Même si la vigne n’est pas encore sortie de sa torpeur hivernale, l’année viticole 2017 peut déjà être qualifiée de millésime exceptionnel. Cinq nouveaux rouges rejoignent le catalogue des cépages helvétiques.

De nouveaux cépages vont arriver

Développés par les chercheurs d’Agroscope, cinq nouveaux cépages ont été présentés en janvier dans le cadre de Swiss Expo à Lausanne. Tous sont issus de croisements effectués à la fin des années nonante pour obtenir des plants rouges à la fois résistants au botrytis, capables de s’adapter sans peine aux conditions du vignoble suisse et définis par une palette aromatique de type méridional.

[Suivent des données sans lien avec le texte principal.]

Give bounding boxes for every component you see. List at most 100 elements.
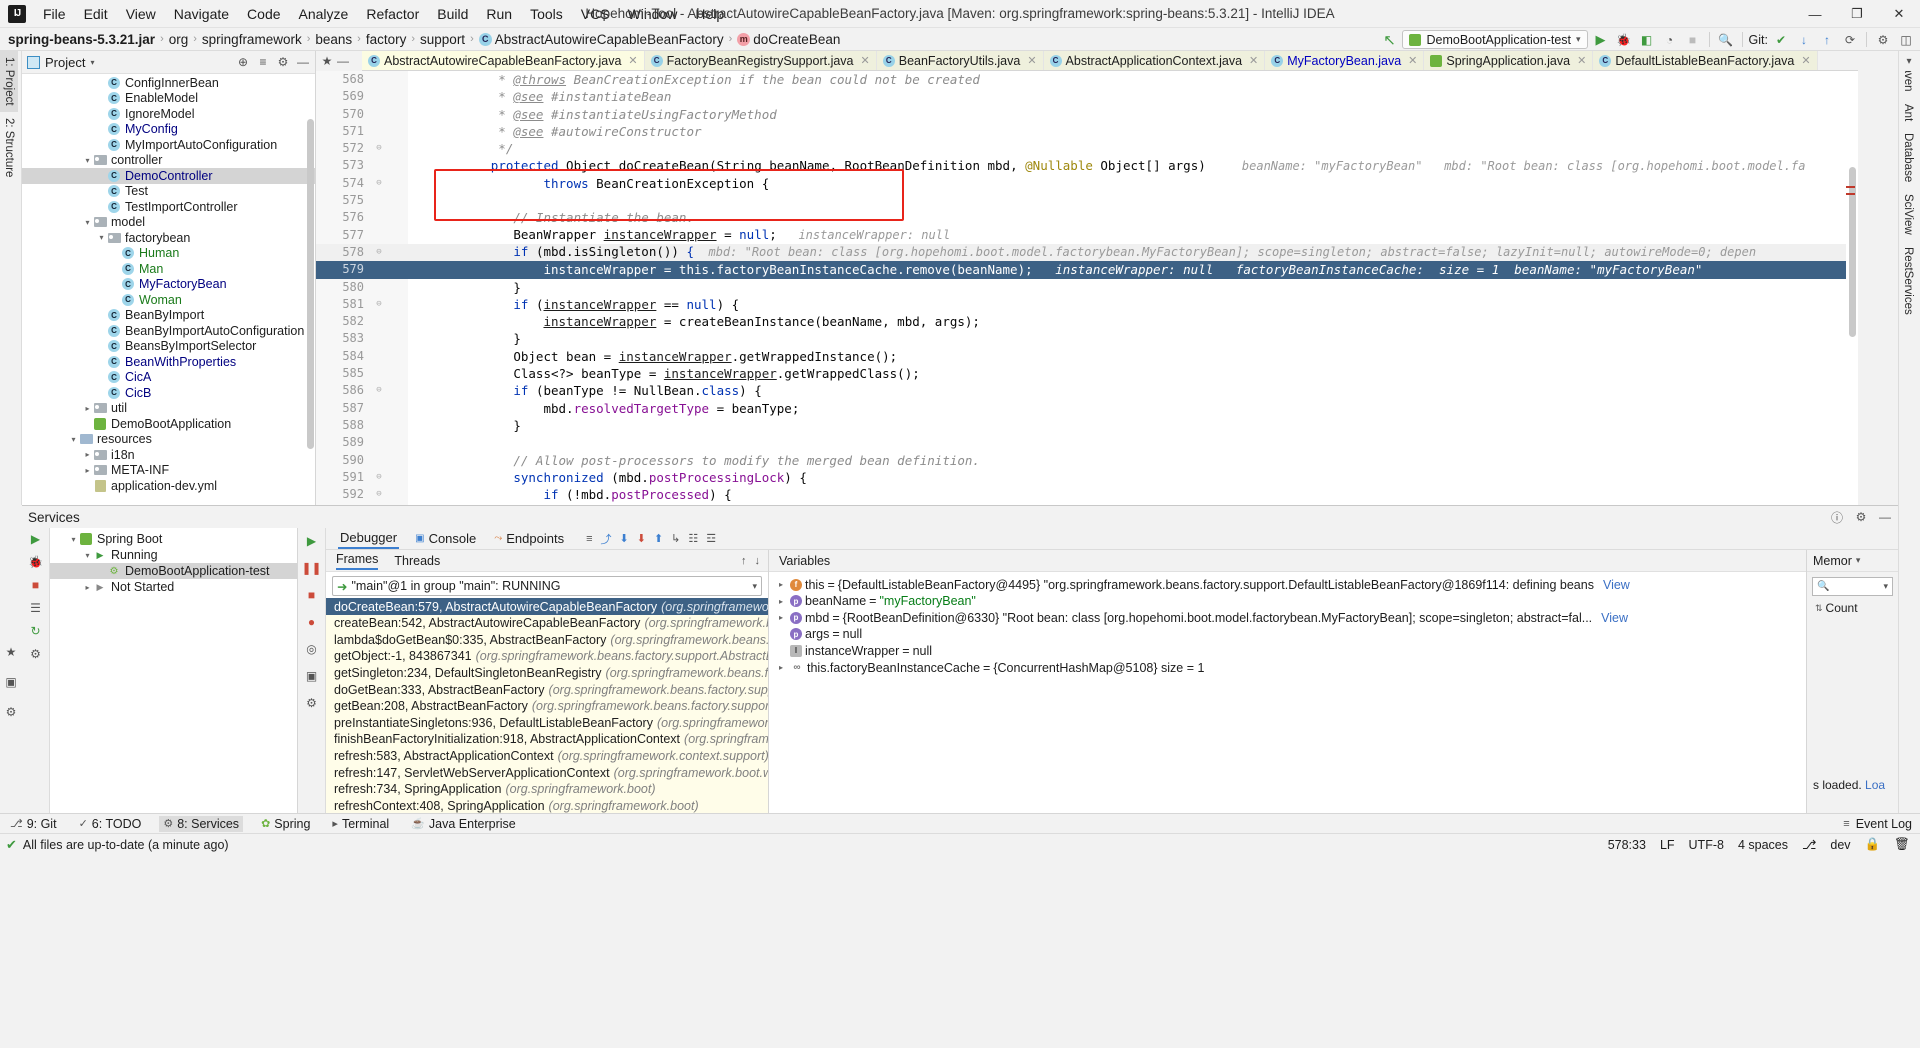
breadcrumb-item[interactable]: support (420, 32, 465, 47)
pause-icon[interactable]: ❚❚ (301, 561, 321, 575)
stack-frame-row[interactable]: lambda$doGetBean$0:335, AbstractBeanFact… (326, 631, 768, 648)
editor-tab[interactable]: C MyFactoryBean.java ✕ (1265, 51, 1425, 70)
tree-node[interactable]: C CicB (22, 385, 315, 401)
view-value-link[interactable]: View (1603, 578, 1630, 592)
tool-window-restservices[interactable]: RestServices (1899, 241, 1917, 321)
pin-icon[interactable]: ★ (320, 54, 334, 68)
run-icon[interactable]: ▶ (31, 532, 40, 546)
breakpoints-icon[interactable]: ● (308, 615, 315, 629)
variable-row[interactable]: ▸ p mbd = {RootBeanDefinition@6330} "Root … (769, 609, 1806, 626)
tree-node[interactable]: C Woman (22, 292, 315, 308)
load-classes-link[interactable]: Loa (1865, 778, 1885, 792)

D’où les noms choisis pour les nouvelles variétés: gamarello, merello, cabernello, cornarello, et nerolo. «Le botrytis reste le pathogène numéro un pour la viticulture suisse, rappelle Jean-Laurent Spring, chef du groupe viticulture d’Agroscope. Les possibilités de lutte phytosanitaire sont restreintes en raison de sa résistance et son impact économique et qualitatif potentiel est important selon le millésime et la situation.»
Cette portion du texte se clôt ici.